My pasture is in serious need of re-fencing. Most of the wood fence posts are either rotten or burned (from burning ditches), and most of the metal T-posts are rusted and coming out of the ground. The fence isn't in much better condition. It's so rusted that, in some places, the wires are totally rusted through.

What would you recommend I use to replace the fence? Please keep in mind that I don't have the funds to go über expensive.


----------



## Zelda (May 2, 2009)

My favorite is no climb horse fence - it has 2" x 4" squares. 4' high with an electric wire at the top works well.

That said, we just fenced a new goat paddock and used plain old field wire - 4" x 4" squares at the top and smaller squares toward the bottom. It will have 3 strands of barbed at the top, to make a 5' 5" tall fence. Someone gave us a roll of wire that was in decent shape, sometimes you can get that stuff off of Freecycle.

Then I buy up cheap steel T posts off of Craigslist whenever they are available, so it's a very _cost effective _fencing operation. (Hahaha, nice way to say cheap.)


----------



## Tyler (Apr 26, 2009)

Ok.

That's what we have now (with only one strand or barbed wire). I like it a lot. 

Brilliant! That's what I was most worried about cost wise.

Thanks so very much!


----------



## Lawanda (Jun 11, 2009)

If you have a local bulletin board type paper, or wanted ads type or thing in your newspaper, you could look through/post an ad in there, too. We got a lot of our fence from an ad in the local bulletin board for VERY cheap. it is woven wire.


----------



## sparks879 (Oct 17, 2007)

Whatever type of fencing you decide to go with i would put a line or two of electric wire, anoe about chest high and maybe one at the top. Just to keep the goats off of it. Goats never seem to be satisfied looking through the fence, they want to look over. Even if the fence is see through.
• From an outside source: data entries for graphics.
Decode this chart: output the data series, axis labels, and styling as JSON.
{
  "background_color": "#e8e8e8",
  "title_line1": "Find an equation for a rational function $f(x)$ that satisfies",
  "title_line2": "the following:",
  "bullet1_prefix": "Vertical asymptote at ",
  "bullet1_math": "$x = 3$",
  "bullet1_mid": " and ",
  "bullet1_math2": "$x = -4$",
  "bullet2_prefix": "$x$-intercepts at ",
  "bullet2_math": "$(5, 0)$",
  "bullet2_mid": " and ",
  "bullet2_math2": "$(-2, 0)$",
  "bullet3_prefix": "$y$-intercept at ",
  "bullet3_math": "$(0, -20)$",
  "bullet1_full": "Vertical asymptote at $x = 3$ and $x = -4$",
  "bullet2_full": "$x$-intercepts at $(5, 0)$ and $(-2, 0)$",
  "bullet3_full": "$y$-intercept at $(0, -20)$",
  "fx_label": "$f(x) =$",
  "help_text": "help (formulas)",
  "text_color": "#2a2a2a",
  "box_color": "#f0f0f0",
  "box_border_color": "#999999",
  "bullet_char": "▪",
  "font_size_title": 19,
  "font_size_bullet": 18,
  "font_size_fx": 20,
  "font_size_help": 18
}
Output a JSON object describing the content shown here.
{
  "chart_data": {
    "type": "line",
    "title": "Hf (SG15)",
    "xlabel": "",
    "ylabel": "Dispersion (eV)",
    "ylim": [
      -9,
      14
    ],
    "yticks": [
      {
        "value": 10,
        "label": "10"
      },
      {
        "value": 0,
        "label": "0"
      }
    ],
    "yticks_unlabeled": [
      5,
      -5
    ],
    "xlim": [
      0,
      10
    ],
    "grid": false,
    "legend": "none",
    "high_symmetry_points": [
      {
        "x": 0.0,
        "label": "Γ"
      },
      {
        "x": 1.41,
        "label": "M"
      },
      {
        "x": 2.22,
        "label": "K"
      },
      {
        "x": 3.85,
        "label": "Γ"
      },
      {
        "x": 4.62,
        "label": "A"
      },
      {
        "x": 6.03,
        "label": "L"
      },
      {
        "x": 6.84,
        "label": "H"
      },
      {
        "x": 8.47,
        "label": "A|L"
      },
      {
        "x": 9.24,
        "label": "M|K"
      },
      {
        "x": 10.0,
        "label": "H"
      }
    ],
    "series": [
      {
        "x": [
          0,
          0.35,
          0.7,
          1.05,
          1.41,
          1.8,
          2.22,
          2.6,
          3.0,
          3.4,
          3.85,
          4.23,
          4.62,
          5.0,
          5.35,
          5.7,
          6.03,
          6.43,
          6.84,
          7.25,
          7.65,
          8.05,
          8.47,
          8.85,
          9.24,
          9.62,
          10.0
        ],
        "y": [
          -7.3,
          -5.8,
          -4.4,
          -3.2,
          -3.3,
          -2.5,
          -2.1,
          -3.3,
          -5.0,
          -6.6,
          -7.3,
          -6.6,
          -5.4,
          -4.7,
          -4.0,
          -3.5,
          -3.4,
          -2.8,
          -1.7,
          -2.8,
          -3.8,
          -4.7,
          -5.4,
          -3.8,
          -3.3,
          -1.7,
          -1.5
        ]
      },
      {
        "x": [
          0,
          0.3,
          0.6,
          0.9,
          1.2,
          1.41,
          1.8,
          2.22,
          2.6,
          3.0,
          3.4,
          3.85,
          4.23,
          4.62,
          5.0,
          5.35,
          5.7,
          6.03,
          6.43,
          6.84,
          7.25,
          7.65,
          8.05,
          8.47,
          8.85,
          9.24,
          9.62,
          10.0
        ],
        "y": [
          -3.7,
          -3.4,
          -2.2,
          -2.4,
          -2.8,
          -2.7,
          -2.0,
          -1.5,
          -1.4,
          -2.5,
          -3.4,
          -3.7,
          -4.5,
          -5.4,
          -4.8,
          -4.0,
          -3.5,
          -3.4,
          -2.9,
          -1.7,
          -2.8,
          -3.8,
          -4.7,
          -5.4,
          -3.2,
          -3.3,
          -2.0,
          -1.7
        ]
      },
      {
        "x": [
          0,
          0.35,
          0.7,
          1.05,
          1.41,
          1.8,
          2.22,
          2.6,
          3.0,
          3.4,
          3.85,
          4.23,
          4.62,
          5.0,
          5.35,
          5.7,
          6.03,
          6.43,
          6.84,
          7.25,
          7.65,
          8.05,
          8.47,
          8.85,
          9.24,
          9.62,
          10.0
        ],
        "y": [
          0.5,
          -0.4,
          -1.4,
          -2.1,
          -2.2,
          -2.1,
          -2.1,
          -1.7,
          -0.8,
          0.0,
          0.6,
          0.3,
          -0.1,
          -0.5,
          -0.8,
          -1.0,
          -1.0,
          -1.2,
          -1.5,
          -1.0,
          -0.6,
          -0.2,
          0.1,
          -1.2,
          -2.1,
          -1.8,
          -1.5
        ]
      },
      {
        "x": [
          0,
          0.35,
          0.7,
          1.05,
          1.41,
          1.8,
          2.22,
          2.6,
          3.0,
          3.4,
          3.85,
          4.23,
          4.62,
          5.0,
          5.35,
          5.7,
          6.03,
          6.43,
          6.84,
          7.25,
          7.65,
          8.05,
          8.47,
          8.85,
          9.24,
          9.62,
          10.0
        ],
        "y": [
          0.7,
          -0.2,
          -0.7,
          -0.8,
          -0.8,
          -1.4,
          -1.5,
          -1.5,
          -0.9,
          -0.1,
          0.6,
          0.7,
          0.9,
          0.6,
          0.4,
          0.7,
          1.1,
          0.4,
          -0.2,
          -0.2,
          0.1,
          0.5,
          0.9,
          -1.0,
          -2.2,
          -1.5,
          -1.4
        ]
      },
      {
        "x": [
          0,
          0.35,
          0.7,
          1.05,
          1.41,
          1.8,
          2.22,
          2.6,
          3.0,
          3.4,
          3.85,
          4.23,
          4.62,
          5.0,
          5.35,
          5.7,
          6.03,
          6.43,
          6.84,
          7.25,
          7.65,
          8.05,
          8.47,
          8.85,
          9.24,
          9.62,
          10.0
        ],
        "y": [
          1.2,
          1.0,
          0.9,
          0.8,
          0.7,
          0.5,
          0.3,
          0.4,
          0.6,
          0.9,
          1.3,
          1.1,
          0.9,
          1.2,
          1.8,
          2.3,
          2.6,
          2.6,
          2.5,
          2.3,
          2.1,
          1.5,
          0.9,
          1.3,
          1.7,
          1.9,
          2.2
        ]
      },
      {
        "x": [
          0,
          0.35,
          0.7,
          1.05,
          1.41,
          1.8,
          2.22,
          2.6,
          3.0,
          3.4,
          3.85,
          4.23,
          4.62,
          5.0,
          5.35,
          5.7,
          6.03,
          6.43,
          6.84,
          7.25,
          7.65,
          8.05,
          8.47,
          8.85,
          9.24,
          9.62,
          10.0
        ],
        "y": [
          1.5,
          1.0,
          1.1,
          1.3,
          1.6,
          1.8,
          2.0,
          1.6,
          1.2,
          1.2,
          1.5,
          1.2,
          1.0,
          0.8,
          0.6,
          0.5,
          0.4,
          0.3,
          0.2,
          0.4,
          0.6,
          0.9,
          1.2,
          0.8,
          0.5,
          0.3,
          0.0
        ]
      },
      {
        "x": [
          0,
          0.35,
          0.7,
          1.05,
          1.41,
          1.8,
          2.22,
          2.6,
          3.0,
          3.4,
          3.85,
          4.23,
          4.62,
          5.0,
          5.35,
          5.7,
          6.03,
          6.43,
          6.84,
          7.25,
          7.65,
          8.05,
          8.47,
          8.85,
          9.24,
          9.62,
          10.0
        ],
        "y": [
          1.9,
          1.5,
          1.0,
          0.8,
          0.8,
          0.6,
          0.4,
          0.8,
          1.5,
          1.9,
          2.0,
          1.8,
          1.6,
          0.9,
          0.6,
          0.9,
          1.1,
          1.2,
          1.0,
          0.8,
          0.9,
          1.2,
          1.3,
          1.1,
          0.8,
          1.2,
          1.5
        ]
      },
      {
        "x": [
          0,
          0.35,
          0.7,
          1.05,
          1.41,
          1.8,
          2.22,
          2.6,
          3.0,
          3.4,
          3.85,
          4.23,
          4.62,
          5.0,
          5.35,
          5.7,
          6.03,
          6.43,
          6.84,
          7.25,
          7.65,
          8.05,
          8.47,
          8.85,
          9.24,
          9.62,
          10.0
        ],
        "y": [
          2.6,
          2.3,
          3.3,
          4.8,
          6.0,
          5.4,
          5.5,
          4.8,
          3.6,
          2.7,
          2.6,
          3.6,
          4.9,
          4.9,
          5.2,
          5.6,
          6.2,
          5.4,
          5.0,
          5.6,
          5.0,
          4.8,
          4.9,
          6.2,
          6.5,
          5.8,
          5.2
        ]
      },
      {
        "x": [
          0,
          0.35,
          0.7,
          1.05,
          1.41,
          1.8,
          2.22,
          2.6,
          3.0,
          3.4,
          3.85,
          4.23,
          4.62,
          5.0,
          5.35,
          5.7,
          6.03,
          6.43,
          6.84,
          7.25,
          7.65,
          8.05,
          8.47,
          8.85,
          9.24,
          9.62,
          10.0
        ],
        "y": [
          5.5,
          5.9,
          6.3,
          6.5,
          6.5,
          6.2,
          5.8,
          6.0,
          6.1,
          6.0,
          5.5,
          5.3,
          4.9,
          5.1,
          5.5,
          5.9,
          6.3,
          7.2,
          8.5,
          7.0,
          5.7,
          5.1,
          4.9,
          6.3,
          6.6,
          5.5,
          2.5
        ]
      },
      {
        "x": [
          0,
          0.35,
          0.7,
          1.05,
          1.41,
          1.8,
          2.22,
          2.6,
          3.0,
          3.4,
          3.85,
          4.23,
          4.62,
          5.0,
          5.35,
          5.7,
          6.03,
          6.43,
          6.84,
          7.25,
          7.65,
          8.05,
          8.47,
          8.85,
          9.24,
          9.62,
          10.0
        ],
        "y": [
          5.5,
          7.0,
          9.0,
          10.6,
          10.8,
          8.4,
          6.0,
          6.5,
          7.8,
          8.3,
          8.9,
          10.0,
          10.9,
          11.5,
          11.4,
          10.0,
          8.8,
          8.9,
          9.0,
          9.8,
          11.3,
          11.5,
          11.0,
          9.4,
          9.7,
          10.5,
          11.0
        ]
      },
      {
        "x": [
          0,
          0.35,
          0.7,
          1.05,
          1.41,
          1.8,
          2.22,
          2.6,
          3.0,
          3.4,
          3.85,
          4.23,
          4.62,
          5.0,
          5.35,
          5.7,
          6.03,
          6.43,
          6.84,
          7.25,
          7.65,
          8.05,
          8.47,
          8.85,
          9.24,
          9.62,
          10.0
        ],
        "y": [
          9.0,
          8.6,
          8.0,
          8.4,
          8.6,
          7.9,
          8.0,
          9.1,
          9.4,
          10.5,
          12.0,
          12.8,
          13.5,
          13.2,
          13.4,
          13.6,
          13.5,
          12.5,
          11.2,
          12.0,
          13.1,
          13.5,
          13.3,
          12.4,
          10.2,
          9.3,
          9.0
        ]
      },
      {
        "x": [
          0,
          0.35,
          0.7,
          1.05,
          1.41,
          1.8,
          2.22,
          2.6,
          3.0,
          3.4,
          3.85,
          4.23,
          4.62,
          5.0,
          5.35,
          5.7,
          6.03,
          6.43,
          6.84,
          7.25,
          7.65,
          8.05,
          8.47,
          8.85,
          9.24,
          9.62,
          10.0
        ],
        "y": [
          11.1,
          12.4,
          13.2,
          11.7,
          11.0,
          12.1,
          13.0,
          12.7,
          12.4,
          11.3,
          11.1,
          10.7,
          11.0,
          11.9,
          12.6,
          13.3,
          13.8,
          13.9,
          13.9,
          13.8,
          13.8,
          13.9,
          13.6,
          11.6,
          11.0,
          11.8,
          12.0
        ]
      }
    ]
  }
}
Youre fences will last a lot longer without goats climbing and rubbing on them.
beth


----------



## bheila (Jan 10, 2009)

We always figure the cheapest way to go is to barter. We traded hay for a 330' roll of field fencing, all the T-posts and woods posts we needed to put up the fence. We were only out about $150. I'd say that's pretty cheap. Trade, trade, trade, barter, barter and barter some more :wink:


----------



## Tyler (Apr 26, 2009)

Cool! Thanks for the suggestions, everybody. I definitely will be putting up two strands of electric wire.


----------



## cdtrum (Aug 25, 2008)

Great ideas! We too are needing to do some more fencing.....boy, it can be costly!


----------